Sign at Germantown Road, Fingal Valley.
Dr Andrew Lohrey, a writer and former Speaker of the Tasmanian House of Assembly, and cabinet minister, is a descendant of Heinrich and Catherine Lohrey and grew up on the family farm at Germantown. He honoured his great, great grandparents by setting up a memorial plaque at the small Germantown cemetery in 1981.

The Lohrey memorial in the cemetery at Germantown.
The plaque reads:
A pioneering family.
In 1855 Henry and Catherine Lohrey & their five children arrived from Germany in the America. They settled & named this area Germantown. Their descendants farmed this land until 1978. Erected by Andrew Lohrey M.H.A. 1981.
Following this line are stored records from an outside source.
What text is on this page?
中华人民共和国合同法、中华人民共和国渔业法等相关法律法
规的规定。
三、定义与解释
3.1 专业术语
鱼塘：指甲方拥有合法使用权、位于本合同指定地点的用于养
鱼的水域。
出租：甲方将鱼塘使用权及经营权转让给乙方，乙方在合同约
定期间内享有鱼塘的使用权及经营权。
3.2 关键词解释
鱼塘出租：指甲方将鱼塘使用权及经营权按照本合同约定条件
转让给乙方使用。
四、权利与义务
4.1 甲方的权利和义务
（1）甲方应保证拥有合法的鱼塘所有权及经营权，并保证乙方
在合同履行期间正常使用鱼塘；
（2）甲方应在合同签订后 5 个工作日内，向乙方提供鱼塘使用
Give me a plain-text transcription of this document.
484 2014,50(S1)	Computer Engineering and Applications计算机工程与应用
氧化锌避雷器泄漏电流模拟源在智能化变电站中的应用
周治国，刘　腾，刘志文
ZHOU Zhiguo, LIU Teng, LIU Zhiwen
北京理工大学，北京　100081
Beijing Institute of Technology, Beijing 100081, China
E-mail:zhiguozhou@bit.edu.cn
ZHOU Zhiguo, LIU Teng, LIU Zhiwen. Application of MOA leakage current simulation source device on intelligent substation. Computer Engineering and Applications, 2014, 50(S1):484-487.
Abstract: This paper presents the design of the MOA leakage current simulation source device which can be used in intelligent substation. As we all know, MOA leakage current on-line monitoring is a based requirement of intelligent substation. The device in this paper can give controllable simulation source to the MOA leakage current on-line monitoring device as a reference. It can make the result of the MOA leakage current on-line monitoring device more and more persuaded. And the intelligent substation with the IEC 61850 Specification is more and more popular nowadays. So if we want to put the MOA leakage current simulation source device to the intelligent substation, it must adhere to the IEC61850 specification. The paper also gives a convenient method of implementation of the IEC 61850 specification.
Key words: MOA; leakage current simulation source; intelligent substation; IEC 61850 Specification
The view from the Germantown cemetery across the valley beyond.
♦ Notes:
1. Watt (2020), p.4
2. Watt (2019), p.222
3. Watt (2020), p.4
4. THE EARLY DAYS OF FALMOUTH (1935, August 3). The Mercury (Hobart, Tas. : 1860 - 1954), p. 5. Retrieved May 24, 2022, from <http://nla.gov.au/nla.news-article30098993>
5. Watt (2020), p.4
6. McManus (1993), p.100
7. McManus (1993), p.101
8. McManus (1993), p.161
9. Watt (2019), p.229
♦ References:
McManus, Tim. (1993). "Thanks to providence": a history of Falmouth, Tasmania, and its people. Falmouth, Tas: T. McManus
Watt, Michael. (2019). The German and Scandinavian presence in Tasmania: A methology for ethnic studies based on integrating local and family histories. In Tasmanian Ancestry, Volume 39, Number 4, March 2019. Tasmanian Family History Society Inc.
Watt, Michael. (2020). German Settlers on Tasmania’s East Coast. In former TIMES, issue 15, December 2020. The Glamorgan Spring Bay Historical Society Inc.